You’ll hardly buy two tiles that look exactly the same here. That’s the quirkiness of buying artisanal tiles. Drop by their factory for a guided tour to see the whole process.
Cortiço e Netos (Intendente)
To be as clear as the shop owners are: Cortiço e Netos sells industrial tiles, from the 1960s to the 1990s exclusively. No point in walking in looking for some 17th-century handmade gem or replica.
Now, I’ve been following these guys for a while, including their eviction story (quite common these days in Lisbon) which led them to a change of address. But, you know, that’s water under the bridge.
Lately, I’ve been spending a lot of time around the Intendente/Anjos area, outside of the gentrified zone. This is the part of the neighborhood where you still find grocery shops, small cafes, and hardware stores.
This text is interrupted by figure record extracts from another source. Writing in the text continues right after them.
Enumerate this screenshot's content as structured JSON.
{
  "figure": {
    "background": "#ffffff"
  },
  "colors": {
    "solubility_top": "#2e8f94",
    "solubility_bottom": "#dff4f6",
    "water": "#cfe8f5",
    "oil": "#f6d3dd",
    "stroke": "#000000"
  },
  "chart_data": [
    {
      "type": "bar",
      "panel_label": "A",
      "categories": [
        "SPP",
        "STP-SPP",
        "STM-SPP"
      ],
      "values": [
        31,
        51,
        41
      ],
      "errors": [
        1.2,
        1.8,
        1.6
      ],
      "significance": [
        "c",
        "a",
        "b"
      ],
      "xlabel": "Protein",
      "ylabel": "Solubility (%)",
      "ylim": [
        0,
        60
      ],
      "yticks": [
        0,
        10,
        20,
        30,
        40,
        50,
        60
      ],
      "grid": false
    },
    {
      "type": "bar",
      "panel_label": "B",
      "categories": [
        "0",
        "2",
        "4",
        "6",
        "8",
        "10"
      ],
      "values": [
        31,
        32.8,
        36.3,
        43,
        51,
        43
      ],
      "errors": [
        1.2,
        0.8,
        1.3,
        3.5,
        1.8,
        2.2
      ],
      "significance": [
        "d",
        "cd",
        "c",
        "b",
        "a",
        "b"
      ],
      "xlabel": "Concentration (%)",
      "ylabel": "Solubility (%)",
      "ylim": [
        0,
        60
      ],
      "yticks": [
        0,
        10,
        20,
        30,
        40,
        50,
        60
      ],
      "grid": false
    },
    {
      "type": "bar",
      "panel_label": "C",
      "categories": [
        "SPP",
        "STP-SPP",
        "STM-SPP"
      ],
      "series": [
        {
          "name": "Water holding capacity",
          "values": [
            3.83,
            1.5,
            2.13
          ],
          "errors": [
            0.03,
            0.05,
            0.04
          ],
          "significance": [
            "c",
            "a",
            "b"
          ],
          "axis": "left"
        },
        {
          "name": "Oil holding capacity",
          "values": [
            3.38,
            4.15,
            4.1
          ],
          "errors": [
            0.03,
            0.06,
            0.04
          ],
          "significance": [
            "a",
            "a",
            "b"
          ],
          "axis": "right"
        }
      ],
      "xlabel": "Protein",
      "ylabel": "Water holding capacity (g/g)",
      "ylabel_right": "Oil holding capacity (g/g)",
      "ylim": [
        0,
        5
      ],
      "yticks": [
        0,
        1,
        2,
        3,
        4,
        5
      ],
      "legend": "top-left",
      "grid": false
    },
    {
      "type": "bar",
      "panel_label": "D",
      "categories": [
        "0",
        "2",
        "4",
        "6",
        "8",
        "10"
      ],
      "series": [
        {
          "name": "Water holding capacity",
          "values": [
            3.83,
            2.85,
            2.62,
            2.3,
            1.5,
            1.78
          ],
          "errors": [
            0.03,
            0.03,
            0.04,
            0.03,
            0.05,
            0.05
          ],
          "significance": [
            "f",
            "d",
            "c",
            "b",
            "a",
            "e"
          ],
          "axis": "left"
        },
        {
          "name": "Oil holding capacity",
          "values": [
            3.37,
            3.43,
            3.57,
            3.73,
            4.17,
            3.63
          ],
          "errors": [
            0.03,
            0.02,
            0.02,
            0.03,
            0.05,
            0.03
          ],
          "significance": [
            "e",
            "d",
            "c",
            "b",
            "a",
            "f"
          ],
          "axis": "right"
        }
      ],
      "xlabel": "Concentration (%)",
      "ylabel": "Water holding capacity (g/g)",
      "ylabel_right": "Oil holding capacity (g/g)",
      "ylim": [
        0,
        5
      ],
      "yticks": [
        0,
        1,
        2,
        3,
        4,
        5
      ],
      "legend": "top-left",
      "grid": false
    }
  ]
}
And that’s precisely the vibe I got when I got inside number 37D of Rua Maria Andrade – walking in a hardware store looking for a specific tile I would need to mend my grandmother’s kitchen wall.
The story of this shop goes back to when Joaquim Cortiço started a business of buying discontinued industrial tiles and selling them. This resonates with me because one of the lessons I learned from my father was to buy an extra box of tiles when I was renovating my apartment. You know, in case later in life I had to replace a chipped tile in the bathroom?
Cortiço passed away in 2013, but the store is now run by his four grandsons (hence the netos on the company name).
A word of advice: if you’re not looking for something specific, come with a will and patience to browse. There’s a lot of color and a lot of patterns, but the shop is bright and airy so you have room to breathe.
XVIII - Azulejo & Faiança (Alfama)
I noticed this store while taking a paid tram tour and I remember thinking “wow a tile shop in Alfama that’s not a tourist trap!” An employee inside wearing a white labcoat was painting a tile panel by hand, which reassured me that this was, indeed, not the typical souvenir shop you’d find across the street from one of the most famous viewpoints in Lisbon.
Later, when I visited, I confirmed it: this is a tile shop in Alfama; not a souvenir shop nor a tourist trap. XVIII – Azulejo & Faiança is dedicated to selling artisanal tile, produced using the same techniques of the 18th century (hence the name).
Come here if you want something new with an antique look. Buying here instead of buying an antique tile at Feira da Ladra means you’re not contributing to the demand/supply cycle that leads to stolen pieces and you’ll be valuing the work and skill of the artisans working at the store. Plus, you can see the artisans working at the store in case you’re curious how it all happens.